Quote:Charles Moore, one of the original Project Mogul balloon engineers, started out as a fairly objective party when it came to the Roswell incident, dating back to original interviews around 1980 (perhaps because like many other Mogul balloon people, he had had his own UFO sightings). But sometime in the 1990s, he cast his lot with the debunkers. Moore seems to have become firmly convinced that the lost Project Mogul Flight #4 balloon train, launched June 4, 1947 from Alamogordo Army Air Field, must have been what rancher Mack Brazel found crashed on his ranch about 85 miles NNE of the launch site and reported as a crashed flying disk. Thus Flight #4, in Moore's mind, is definitely the solution to the Roswell mystery.

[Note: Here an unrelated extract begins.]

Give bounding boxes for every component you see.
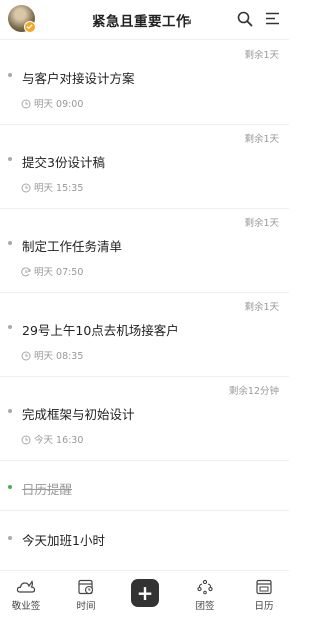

In 1995, prompted by weather records supplied to him by Roswell researcher Kevin Randle, Moore attempted to recreate a possible trajectory for Flight #4. N.M. skeptic Dave Thomas in the July 1995 Skeptical Inquirer stated triumphantly:
Moore's analysis indicates that after Flight 4 lifted off from Alamogordo, it probably ascended while traveling northeast (toward Arabela), then turned toward the northwest during its passage through the stratosphere, and then descended back to earth in a generally northeast direction. Moore's calculated balloon path is quite consistent with a landing at the Foster ranch, approximately 85 miles northeast of the Alamogordo launch site and 60 miles northwest of Roswell.
Source for the quote given above.
I am also willing to note that one can find lots of web sites which purport that the Roswell "alien spacecraft crash" actually occured. Personally, i don't believe them.
You can read the Wikipedia article on Roswell at this linked page. The Wikipedia page carries the warning that the information presented has been challenged on neutrality--i.e., that it is contested as being inaccurate and biased.
The Wikipedia article refers to and links a page on the "alien autopsy" video. I've seen the video, and knew it was false immediately. At the beginning of the video, before they even showed the thoroughly unbelievalbe "alien corpses," the camera pans the room in which the autopsies were alleged to have occured. In the image, there is a wall-mounted telephone, and the handset is connected to the receiver by a spiral coiled cord. Spiral coiled cords did not exist in the late 1940s. They did not appear in the United States until the late 1950s, and were not common until the 1960s. When i saw that, i knew the video was a hoax at the very beginning.
People may believe what they wish. I suggest, though, that if you actually buy, for cash, any of the books or videos on the subject, that the warning about a fool and his money applies.